Dorothy’s ethical engagement is tested by the Nome King in a very direct way. As she is going to play his lethal guessing game, he stops her:
“Dorothy. You don’t have to go down there. I could use the ruby slippers to send you back home. And when you get back, you will never think of Oz again."
“What about my friends?”
“Forget about them. You can’t help them now. … There’s no place like home.”
Dorothy goes on without even responding to this cynical manipulation. It’s a subtle, but viciously contemptuous response, more effective than any clever quip would have been. She may as well have rolled her eyes and spat in his drink. This is her strength of character – you know that if the Nome King himself were to be faced with such a challenge, he would balk, because he would never risk his own safety for anyone else. Mombi, the cybernetic queen, is equally disengaged; when you first see her lounging in her palace, she is apparently asleep, and until Dorothy steals from her, she seems to be in a stupor, like a well-supplied opium addict.
But Dorothy experiences her world as a wondrous, enchanting place, and she has a great sense of responsibility. She wants to free her old friend the Scarecrow; she risks becoming an ornament to save even her most recent acquaintances; she laments the destruction of the Yellow Brick Road and the Emerald City, and never dreams (even within this fever-dream) of accepting the status quo.
And at the end of her pilgrimage, it is the Egg that takes down the dictator, its real, physical, organic power of generation blowing open his cynical self-regard. The opposite of forgetting is not remembering, but creating, the spark of life within a talking chicken’s egg.

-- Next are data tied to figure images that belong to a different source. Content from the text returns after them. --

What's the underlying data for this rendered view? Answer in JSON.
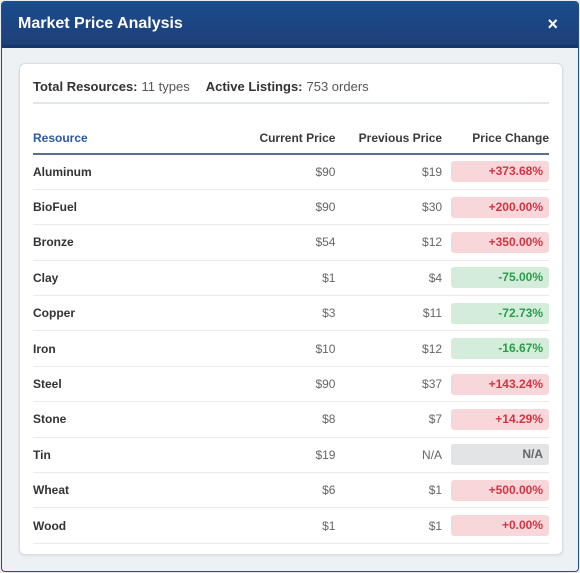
{
  "dialog": {
    "title": "Market Price Analysis",
    "close_glyph": "×"
  },
  "summary": {
    "total_label": "Total Resources:",
    "total_value": "11 types",
    "active_label": "Active Listings:",
    "active_value": "753 orders"
  },
  "table": {
    "headers": [
      "Resource",
      "Current Price",
      "Previous Price",
      "Price Change"
    ],
    "rows": [
      {
        "resource": "Aluminum",
        "current": "$90",
        "previous": "$19",
        "change": "+373.68%",
        "trend": "up"
      },
      {
        "resource": "BioFuel",
        "current": "$90",
        "previous": "$30",
        "change": "+200.00%",
        "trend": "up"
      },
      {
        "resource": "Bronze",
        "current": "$54",
        "previous": "$12",
        "change": "+350.00%",
        "trend": "up"
      },
      {
        "resource": "Clay",
        "current": "$1",
        "previous": "$4",
        "change": "-75.00%",
        "trend": "down"
      },
      {
        "resource": "Copper",
        "current": "$3",
        "previous": "$11",
        "change": "-72.73%",
        "trend": "down"
      },
      {
        "resource": "Iron",
        "current": "$10",
        "previous": "$12",
        "change": "-16.67%",
        "trend": "down"
      },
      {
        "resource": "Steel",
        "current": "$90",
        "previous": "$37",
        "change": "+143.24%",
        "trend": "up"
      },
      {
        "resource": "Stone",
        "current": "$8",
        "previous": "$7",
        "change": "+14.29%",
        "trend": "up"
      },
      {
        "resource": "Tin",
        "current": "$19",
        "previous": "N/A",
        "change": "N/A",
        "trend": "na"
      },
      {
        "resource": "Wheat",
        "current": "$6",
        "previous": "$1",
        "change": "+500.00%",
        "trend": "up"
      },
      {
        "resource": "Wood",
        "current": "$1",
        "previous": "$1",
        "change": "+0.00%",
        "trend": "up"
      }
    ]
  },
  "colors": {
    "header_bg": "#1a4c8d",
    "increase_bg": "#f8d7da",
    "increase_text": "#d63342",
    "decrease_bg": "#d4edda",
    "decrease_text": "#2a9d4a",
    "na_bg": "#e3e4e6"
  }
}
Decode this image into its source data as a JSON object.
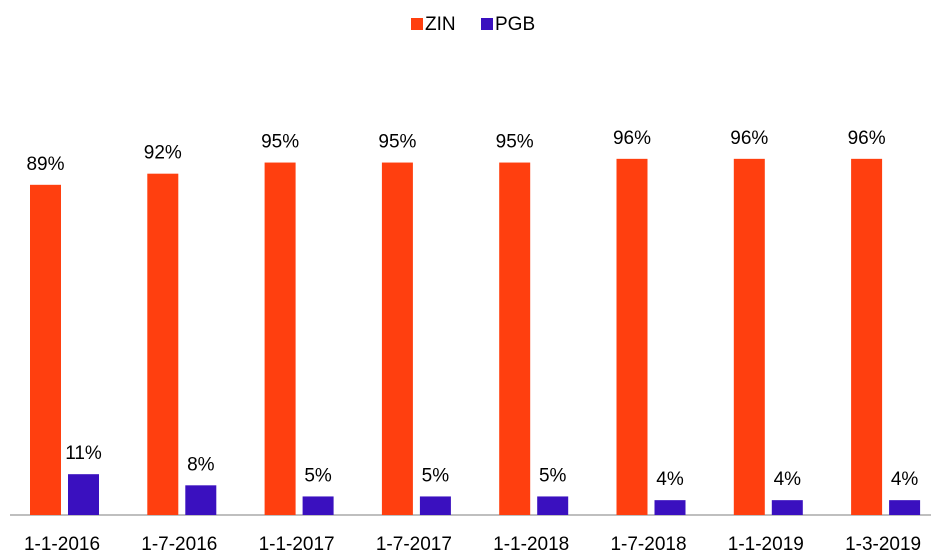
{
  "chart_data": {
    "type": "bar",
    "categories": [
      "1-1-2016",
      "1-7-2016",
      "1-1-2017",
      "1-7-2017",
      "1-1-2018",
      "1-7-2018",
      "1-1-2019",
      "1-3-2019"
    ],
    "series": [
      {
        "name": "ZIN",
        "color": "#ff3f0f",
        "values": [
          89,
          92,
          95,
          95,
          95,
          96,
          96,
          96
        ],
        "value_labels": [
          "89%",
          "92%",
          "95%",
          "95%",
          "95%",
          "96%",
          "96%",
          "96%"
        ]
      },
      {
        "name": "PGB",
        "color": "#3a10bf",
        "values": [
          11,
          8,
          5,
          5,
          5,
          4,
          4,
          4
        ],
        "value_labels": [
          "11%",
          "8%",
          "5%",
          "5%",
          "5%",
          "4%",
          "4%",
          "4%"
        ]
      }
    ],
    "legend": "top"
  }
}
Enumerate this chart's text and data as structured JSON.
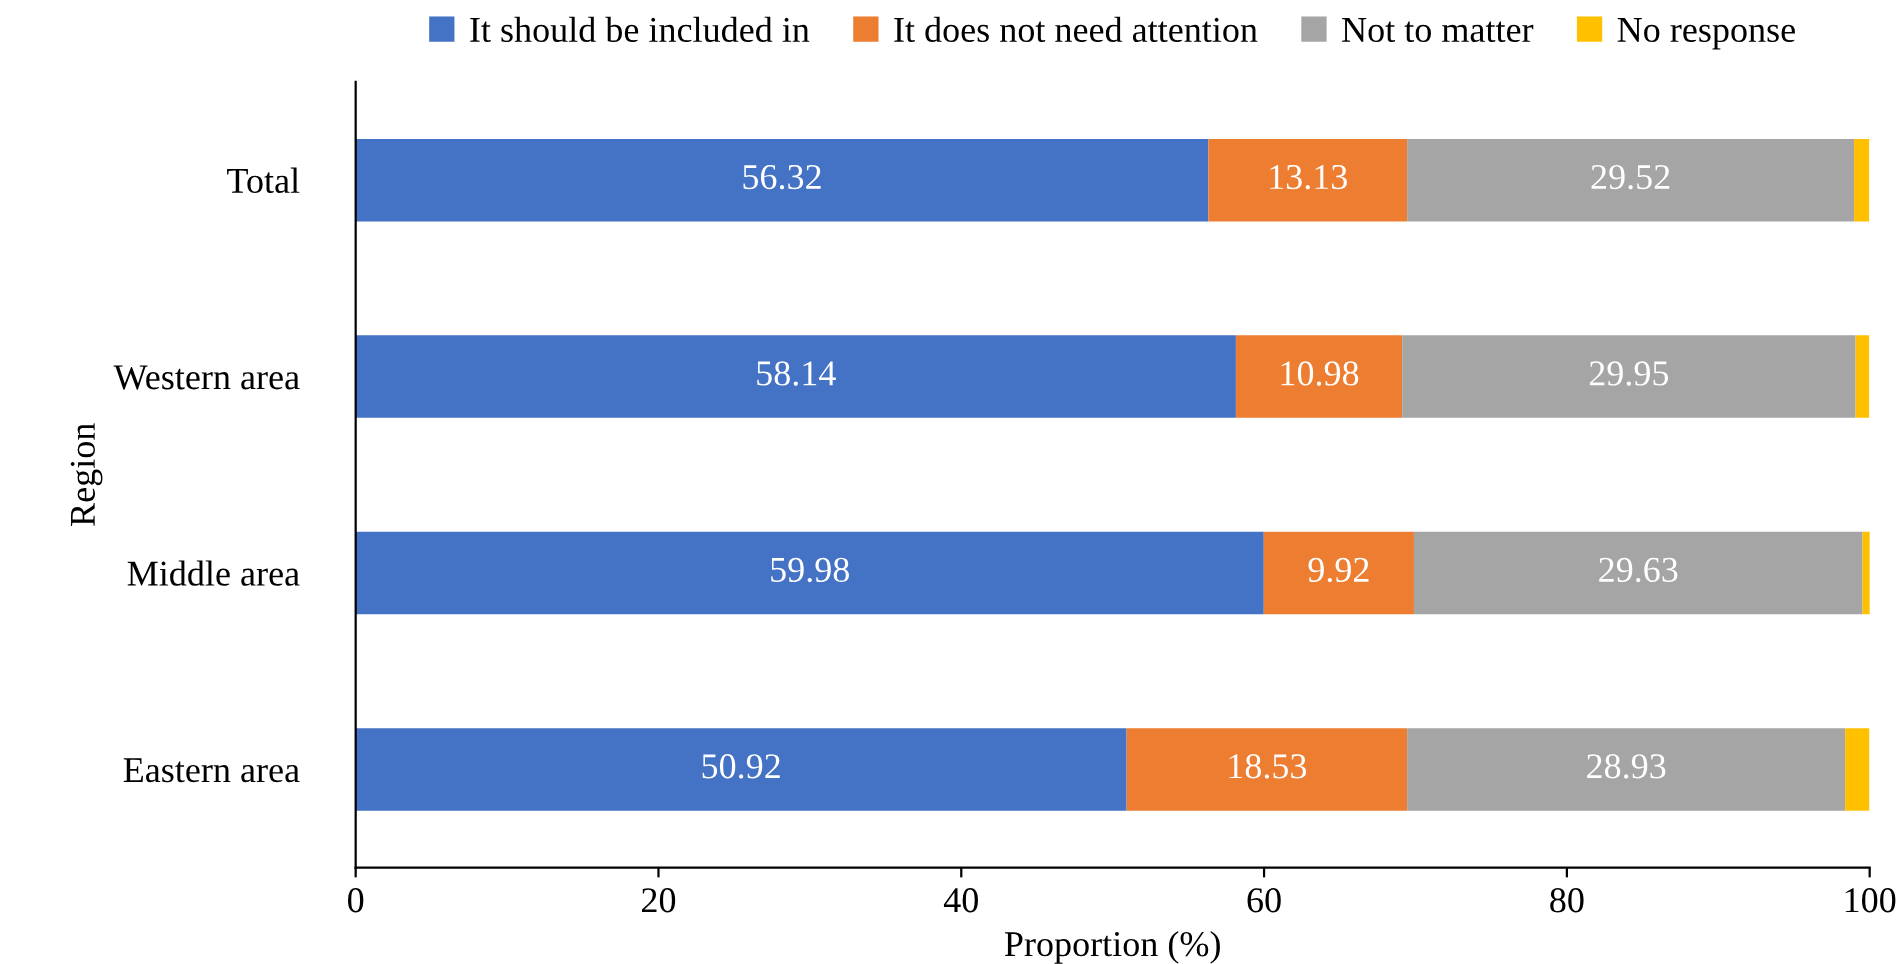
{
  "chart_data": {
    "type": "bar",
    "orientation": "horizontal",
    "stacked": true,
    "categories": [
      "Total",
      "Western area",
      "Middle area",
      "Eastern area"
    ],
    "xlabel": "Proportion (%)",
    "ylabel": "Region",
    "xlim": [
      0,
      100
    ],
    "xticks": [
      0,
      20,
      40,
      60,
      80,
      100
    ],
    "grid": false,
    "legend": "top",
    "series": [
      {
        "name": "It should be included in",
        "color": "#4472c4",
        "values": [
          56.32,
          58.14,
          59.98,
          50.92
        ],
        "value_labels": [
          "56.32",
          "58.14",
          "59.98",
          "50.92"
        ]
      },
      {
        "name": "It does not need attention",
        "color": "#ed7d31",
        "values": [
          13.13,
          10.98,
          9.92,
          18.53
        ],
        "value_labels": [
          "13.13",
          "10.98",
          "9.92",
          "18.53"
        ]
      },
      {
        "name": "Not to matter",
        "color": "#a5a5a5",
        "values": [
          29.52,
          29.95,
          29.63,
          28.93
        ],
        "value_labels": [
          "29.52",
          "29.95",
          "29.63",
          "28.93"
        ]
      },
      {
        "name": "No response",
        "color": "#ffc000",
        "values": [
          1.0,
          0.9,
          0.5,
          1.6
        ],
        "value_labels": [
          null,
          null,
          null,
          null
        ]
      }
    ]
  }
}
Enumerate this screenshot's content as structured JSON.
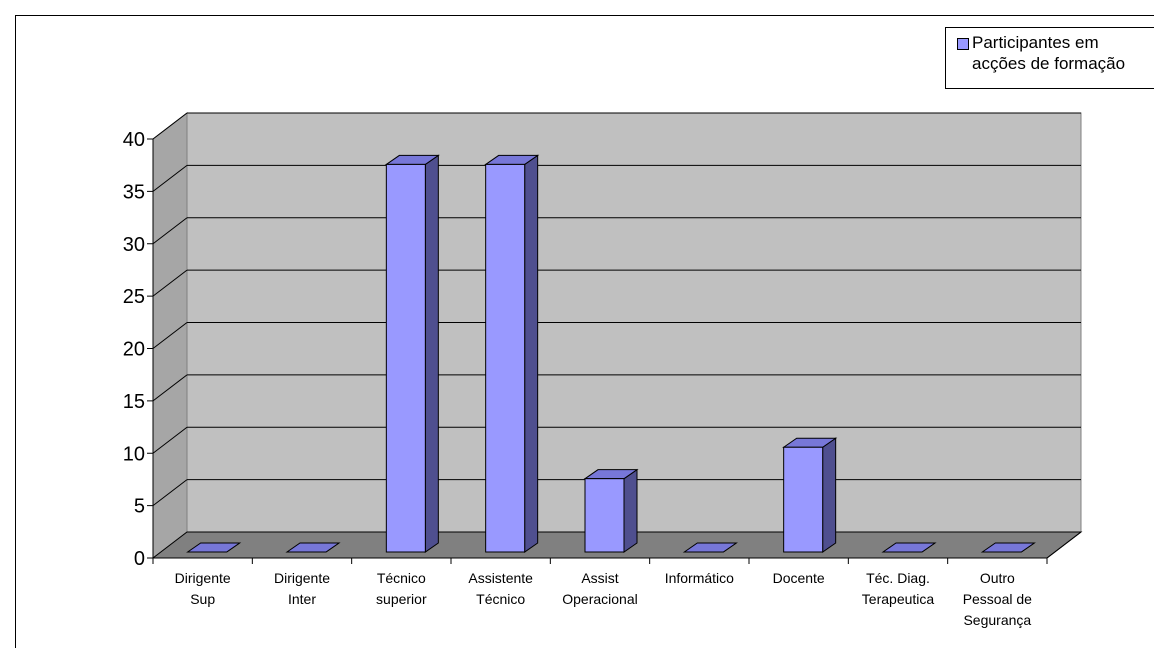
{
  "chart_data": {
    "type": "bar",
    "title": "",
    "xlabel": "",
    "ylabel": "",
    "ylim": [
      0,
      40
    ],
    "yticks": [
      0,
      5,
      10,
      15,
      20,
      25,
      30,
      35,
      40
    ],
    "grid": true,
    "legend_position": "top-right",
    "categories": [
      "Dirigente\nSup",
      "Dirigente\nInter",
      "Técnico\nsuperior",
      "Assistente\nTécnico",
      "Assist\nOperacional",
      "Informático",
      "Docente",
      "Téc. Diag.\nTerapeutica",
      "Outro\nPessoal de\nSegurança"
    ],
    "series": [
      {
        "name": "Participantes em\nacções de formação",
        "values": [
          0,
          0,
          37,
          37,
          7,
          0,
          10,
          0,
          0
        ],
        "color": "#9999ff"
      }
    ],
    "colors": {
      "wall": "#c0c0c0",
      "floor": "#808080",
      "bar_front": "#9999ff",
      "bar_top": "#7777d8",
      "bar_side": "#4f4f8f"
    }
  }
}
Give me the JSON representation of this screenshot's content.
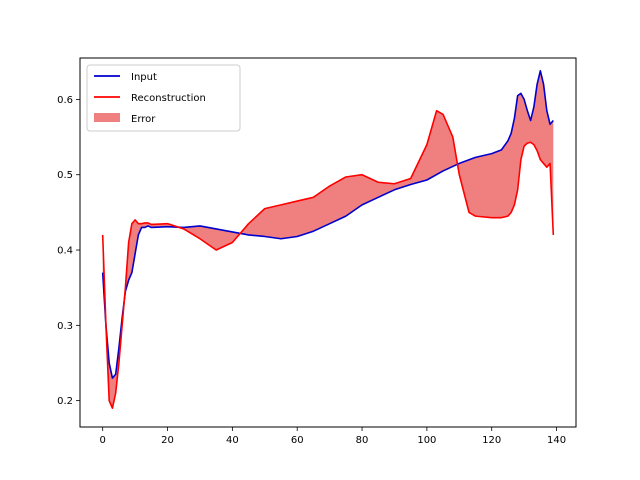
{
  "chart_data": {
    "type": "line",
    "title": "",
    "xlabel": "",
    "ylabel": "",
    "xlim": [
      -7,
      146
    ],
    "ylim": [
      0.165,
      0.655
    ],
    "x_ticks": [
      0,
      20,
      40,
      60,
      80,
      100,
      120,
      140
    ],
    "y_ticks": [
      0.2,
      0.3,
      0.4,
      0.5,
      0.6
    ],
    "legend_position": "top-left",
    "grid": false,
    "colors": {
      "input": "#0000cc",
      "reconstruction": "#ff0000",
      "error_fill": "#f08080"
    },
    "series": [
      {
        "name": "Input",
        "x": [
          0,
          1,
          2,
          3,
          4,
          5,
          6,
          7,
          8,
          9,
          10,
          11,
          12,
          13,
          14,
          15,
          20,
          25,
          30,
          35,
          40,
          45,
          50,
          55,
          60,
          65,
          70,
          75,
          80,
          85,
          90,
          95,
          100,
          105,
          110,
          115,
          120,
          123,
          125,
          126,
          127,
          128,
          129,
          130,
          131,
          132,
          133,
          134,
          135,
          136,
          137,
          138,
          139
        ],
        "values": [
          0.37,
          0.3,
          0.25,
          0.23,
          0.235,
          0.27,
          0.31,
          0.345,
          0.36,
          0.37,
          0.395,
          0.42,
          0.43,
          0.43,
          0.432,
          0.43,
          0.431,
          0.43,
          0.432,
          0.428,
          0.424,
          0.42,
          0.418,
          0.415,
          0.418,
          0.425,
          0.435,
          0.445,
          0.46,
          0.47,
          0.48,
          0.487,
          0.493,
          0.505,
          0.515,
          0.523,
          0.528,
          0.533,
          0.545,
          0.555,
          0.575,
          0.605,
          0.608,
          0.6,
          0.585,
          0.572,
          0.59,
          0.62,
          0.638,
          0.62,
          0.585,
          0.567,
          0.572
        ]
      },
      {
        "name": "Reconstruction",
        "x": [
          0,
          1,
          2,
          3,
          4,
          5,
          6,
          7,
          8,
          9,
          10,
          11,
          12,
          13,
          14,
          15,
          20,
          25,
          30,
          35,
          40,
          45,
          50,
          55,
          60,
          65,
          70,
          75,
          80,
          85,
          90,
          95,
          100,
          103,
          105,
          108,
          110,
          113,
          115,
          120,
          123,
          125,
          126,
          127,
          128,
          129,
          130,
          131,
          132,
          133,
          134,
          135,
          136,
          137,
          138,
          139
        ],
        "values": [
          0.42,
          0.3,
          0.2,
          0.19,
          0.21,
          0.25,
          0.3,
          0.35,
          0.41,
          0.435,
          0.44,
          0.435,
          0.435,
          0.436,
          0.436,
          0.434,
          0.435,
          0.428,
          0.415,
          0.4,
          0.41,
          0.435,
          0.455,
          0.46,
          0.465,
          0.47,
          0.485,
          0.497,
          0.5,
          0.49,
          0.488,
          0.495,
          0.54,
          0.585,
          0.58,
          0.55,
          0.5,
          0.45,
          0.445,
          0.443,
          0.443,
          0.445,
          0.45,
          0.46,
          0.48,
          0.52,
          0.538,
          0.542,
          0.543,
          0.54,
          0.532,
          0.52,
          0.515,
          0.51,
          0.515,
          0.42
        ]
      }
    ],
    "fill": {
      "name": "Error",
      "between": [
        "Input",
        "Reconstruction"
      ]
    }
  }
}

Dorothy had the antidote with her all along, and the challenge isn’t in learning how to use it… it’s simply in resisting, asserting one’s presence as a moral force, so that eventually, that weapon can deploy itself.
And while those thresholds and boundary-crossings are a ubiquitous theme, and Dorothy’s ethical presence is a path to resolution, neither of these closes the narrative. Indeed, its lack of closure, its thematic illegibility, is one of the most wondrous things about this rendition of L. Frank Baum’s mythology. Like a true world of the imagination, it a language with a surplus of symbols, a place of play, possessed by fluid categories, spontaneous and pragmatic in its moral concerns. It is a moral and metaphysical dream, a lateral journey across the landscape of boundaries and differences, and a point of origin for an endless cycle of interpretation and inscription.
In her Return to Oz, Dorothy has rediscovered a place where animals talk, objects resonate with the vital force, and every entity is free to determine itself, as long as it’s willing to accept the responsibilities of ethical engagement that wonder and enchantment entail.